It seems intuitive that we would all have different tastes in sound reproduction. After all, there are thousands of different brands and models of speakers each with a different sound. Surely that is due to different people liking different sounds. Another fact that bolsters this intuition is that there is no reference for audio. So in that sense, there is no metric of accuracy either meaning it is a free for all, allowing anyone to pick any sound as being what they prefer.
Well, everything I just said is wrong! Turns out we are remarkably alike in what we prefer subjectively. We seem to have an internal compass that points to good sound and that when we only use that compass, we are able to determine what is proper and what is not. Dr. Toole in his book, Sound Reproduction, Loudspeakers and Rooms puts this most eloquently:
I will provide further proof of this but think of what our reaction would be to a cheap, boomy sub added to a system. I think we would all hear the same artifacts. The same overboosted bass.

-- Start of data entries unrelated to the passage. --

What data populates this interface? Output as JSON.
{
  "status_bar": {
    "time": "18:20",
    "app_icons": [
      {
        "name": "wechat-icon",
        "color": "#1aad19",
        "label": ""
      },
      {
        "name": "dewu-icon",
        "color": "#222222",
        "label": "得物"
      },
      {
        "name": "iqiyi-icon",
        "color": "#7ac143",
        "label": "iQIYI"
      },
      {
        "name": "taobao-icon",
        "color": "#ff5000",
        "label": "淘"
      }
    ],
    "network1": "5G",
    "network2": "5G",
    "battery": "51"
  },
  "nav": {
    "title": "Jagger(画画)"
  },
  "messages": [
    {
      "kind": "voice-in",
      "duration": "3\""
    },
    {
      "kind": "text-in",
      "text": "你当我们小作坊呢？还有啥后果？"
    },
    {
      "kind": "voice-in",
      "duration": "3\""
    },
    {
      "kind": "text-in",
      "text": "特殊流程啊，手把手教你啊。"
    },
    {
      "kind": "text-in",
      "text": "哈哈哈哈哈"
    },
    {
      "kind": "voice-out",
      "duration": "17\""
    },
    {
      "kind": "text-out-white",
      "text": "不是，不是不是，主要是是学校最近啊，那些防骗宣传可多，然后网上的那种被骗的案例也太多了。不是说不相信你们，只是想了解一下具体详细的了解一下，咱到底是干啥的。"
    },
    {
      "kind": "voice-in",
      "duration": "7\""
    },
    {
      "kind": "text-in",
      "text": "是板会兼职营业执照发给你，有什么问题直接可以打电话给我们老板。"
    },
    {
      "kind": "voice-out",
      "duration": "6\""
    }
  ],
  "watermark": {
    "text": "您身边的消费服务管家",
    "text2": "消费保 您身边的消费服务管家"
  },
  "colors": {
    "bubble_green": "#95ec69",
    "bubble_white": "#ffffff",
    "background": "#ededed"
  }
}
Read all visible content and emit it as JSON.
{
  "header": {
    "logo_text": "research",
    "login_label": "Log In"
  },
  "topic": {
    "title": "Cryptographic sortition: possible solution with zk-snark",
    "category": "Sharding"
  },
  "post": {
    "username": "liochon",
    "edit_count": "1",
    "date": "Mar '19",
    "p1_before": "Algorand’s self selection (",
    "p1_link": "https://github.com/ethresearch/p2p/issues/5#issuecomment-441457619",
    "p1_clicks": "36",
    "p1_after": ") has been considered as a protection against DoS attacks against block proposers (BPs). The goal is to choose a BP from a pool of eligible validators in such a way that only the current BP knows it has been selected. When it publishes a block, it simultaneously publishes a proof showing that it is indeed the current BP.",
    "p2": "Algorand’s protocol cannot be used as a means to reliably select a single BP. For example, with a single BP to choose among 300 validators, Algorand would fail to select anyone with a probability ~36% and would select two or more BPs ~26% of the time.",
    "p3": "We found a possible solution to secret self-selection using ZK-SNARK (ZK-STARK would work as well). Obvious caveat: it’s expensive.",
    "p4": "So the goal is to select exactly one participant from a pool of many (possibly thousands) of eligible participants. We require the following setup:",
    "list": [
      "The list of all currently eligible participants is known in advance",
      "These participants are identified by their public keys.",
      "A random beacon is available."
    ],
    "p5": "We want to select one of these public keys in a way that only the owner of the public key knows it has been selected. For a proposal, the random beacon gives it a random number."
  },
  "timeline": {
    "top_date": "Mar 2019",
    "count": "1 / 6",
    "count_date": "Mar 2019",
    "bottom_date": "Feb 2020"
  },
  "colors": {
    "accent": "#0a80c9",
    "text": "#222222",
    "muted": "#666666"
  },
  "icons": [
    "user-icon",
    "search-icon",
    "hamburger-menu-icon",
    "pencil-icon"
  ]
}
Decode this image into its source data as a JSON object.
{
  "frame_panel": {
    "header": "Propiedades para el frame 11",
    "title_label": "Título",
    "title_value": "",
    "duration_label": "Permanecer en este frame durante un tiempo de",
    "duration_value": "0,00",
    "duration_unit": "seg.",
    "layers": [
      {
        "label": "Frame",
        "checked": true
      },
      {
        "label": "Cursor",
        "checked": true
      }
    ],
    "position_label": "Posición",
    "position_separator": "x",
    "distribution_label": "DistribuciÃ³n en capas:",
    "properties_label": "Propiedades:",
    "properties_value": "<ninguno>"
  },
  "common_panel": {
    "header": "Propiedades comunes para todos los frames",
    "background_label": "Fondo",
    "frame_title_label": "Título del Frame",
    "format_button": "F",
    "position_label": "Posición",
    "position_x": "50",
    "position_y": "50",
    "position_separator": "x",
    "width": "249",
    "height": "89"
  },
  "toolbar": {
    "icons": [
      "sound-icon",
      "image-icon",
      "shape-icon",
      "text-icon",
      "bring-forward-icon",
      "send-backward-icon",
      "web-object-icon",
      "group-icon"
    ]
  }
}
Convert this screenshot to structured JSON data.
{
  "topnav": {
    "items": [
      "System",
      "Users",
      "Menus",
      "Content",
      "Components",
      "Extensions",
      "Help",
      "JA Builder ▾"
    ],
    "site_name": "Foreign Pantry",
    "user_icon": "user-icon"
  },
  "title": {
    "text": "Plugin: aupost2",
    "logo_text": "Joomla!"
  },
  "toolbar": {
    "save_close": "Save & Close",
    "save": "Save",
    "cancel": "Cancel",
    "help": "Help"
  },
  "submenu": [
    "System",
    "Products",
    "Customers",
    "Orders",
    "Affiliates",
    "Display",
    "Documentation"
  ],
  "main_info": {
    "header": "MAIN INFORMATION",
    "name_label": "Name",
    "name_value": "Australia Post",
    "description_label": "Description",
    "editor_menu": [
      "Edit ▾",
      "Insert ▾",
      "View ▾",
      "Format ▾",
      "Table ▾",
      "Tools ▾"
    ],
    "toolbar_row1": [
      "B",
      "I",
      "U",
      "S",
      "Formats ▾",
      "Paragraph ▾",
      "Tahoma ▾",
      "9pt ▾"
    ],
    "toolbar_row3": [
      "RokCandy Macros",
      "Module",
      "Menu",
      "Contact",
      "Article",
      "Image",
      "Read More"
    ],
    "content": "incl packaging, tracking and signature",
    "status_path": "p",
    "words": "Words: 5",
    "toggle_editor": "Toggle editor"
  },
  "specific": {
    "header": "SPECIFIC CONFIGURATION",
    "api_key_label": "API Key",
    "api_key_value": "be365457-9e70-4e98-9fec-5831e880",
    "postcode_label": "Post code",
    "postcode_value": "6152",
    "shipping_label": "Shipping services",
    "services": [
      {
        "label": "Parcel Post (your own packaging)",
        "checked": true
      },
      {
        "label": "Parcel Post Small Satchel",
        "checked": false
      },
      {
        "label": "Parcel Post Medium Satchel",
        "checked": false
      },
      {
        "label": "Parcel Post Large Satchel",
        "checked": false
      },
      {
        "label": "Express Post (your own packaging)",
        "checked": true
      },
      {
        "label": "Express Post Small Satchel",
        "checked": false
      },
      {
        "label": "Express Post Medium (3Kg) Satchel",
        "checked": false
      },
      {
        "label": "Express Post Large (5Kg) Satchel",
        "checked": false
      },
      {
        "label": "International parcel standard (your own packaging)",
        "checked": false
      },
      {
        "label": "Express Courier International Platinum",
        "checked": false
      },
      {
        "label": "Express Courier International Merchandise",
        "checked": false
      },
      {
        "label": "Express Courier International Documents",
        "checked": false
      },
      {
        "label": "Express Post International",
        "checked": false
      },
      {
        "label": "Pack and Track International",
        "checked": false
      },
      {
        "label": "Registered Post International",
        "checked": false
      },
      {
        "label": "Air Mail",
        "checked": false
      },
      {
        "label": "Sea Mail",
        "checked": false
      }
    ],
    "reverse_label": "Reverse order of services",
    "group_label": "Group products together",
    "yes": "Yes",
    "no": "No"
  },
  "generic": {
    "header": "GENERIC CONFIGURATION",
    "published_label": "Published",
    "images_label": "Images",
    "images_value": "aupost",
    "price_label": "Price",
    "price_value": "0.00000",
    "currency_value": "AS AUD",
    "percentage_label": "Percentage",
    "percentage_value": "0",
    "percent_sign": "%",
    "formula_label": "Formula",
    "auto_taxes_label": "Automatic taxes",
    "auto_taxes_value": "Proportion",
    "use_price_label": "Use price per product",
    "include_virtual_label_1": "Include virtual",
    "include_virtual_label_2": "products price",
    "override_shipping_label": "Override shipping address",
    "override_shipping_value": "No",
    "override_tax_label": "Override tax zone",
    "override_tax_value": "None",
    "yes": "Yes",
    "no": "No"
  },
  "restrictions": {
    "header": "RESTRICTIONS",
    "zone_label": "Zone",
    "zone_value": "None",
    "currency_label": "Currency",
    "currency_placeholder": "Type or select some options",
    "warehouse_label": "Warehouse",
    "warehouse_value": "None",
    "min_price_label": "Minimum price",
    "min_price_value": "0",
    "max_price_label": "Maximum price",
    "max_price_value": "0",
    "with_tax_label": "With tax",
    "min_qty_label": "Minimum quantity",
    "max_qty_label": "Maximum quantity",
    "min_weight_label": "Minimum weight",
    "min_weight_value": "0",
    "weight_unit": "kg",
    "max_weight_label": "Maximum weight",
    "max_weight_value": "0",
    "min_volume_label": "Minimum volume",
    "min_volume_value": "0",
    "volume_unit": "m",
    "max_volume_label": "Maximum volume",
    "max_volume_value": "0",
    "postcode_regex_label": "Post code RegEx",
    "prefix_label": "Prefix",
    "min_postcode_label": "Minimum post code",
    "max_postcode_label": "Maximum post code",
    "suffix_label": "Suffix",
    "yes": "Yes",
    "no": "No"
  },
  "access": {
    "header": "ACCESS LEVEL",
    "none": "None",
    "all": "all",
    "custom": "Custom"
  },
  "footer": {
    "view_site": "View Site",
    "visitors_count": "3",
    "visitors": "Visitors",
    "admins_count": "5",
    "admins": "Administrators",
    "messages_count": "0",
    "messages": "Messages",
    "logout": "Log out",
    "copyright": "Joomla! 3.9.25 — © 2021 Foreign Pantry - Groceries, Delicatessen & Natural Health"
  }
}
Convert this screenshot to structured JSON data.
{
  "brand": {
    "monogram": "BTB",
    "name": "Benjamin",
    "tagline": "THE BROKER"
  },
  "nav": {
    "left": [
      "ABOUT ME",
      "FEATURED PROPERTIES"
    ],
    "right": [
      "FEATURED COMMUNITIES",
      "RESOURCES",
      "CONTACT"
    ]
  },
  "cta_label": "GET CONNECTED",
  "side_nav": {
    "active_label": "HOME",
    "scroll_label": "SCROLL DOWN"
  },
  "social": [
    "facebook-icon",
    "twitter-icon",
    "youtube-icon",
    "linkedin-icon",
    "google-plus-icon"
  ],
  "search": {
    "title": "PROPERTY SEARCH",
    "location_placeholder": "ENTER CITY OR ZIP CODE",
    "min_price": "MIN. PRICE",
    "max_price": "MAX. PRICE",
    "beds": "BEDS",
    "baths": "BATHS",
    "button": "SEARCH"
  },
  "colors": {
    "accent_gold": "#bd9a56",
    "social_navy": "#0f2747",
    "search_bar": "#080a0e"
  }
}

As some of you know, Harman has built on work done by Dr. Toole and others while at Canadian National Research council (NRC) to attempt to better understand our subjective preferences in loudspeakers. This is done by performing double blind listening tests to see what makes a person like one speaker more than others. The latest incarnation of this is a speaker shuffler that is able to switch speakers in and out in about 4 seconds. Here is the fixture in their multi-channel listening room:
The platform under the speaker moves allowing the speakers to be swapped. Put a curtain in front of it and a computer controlled switching apparatus and you have a double blind test where the listener has to judge which speaker sounds better without any other influence.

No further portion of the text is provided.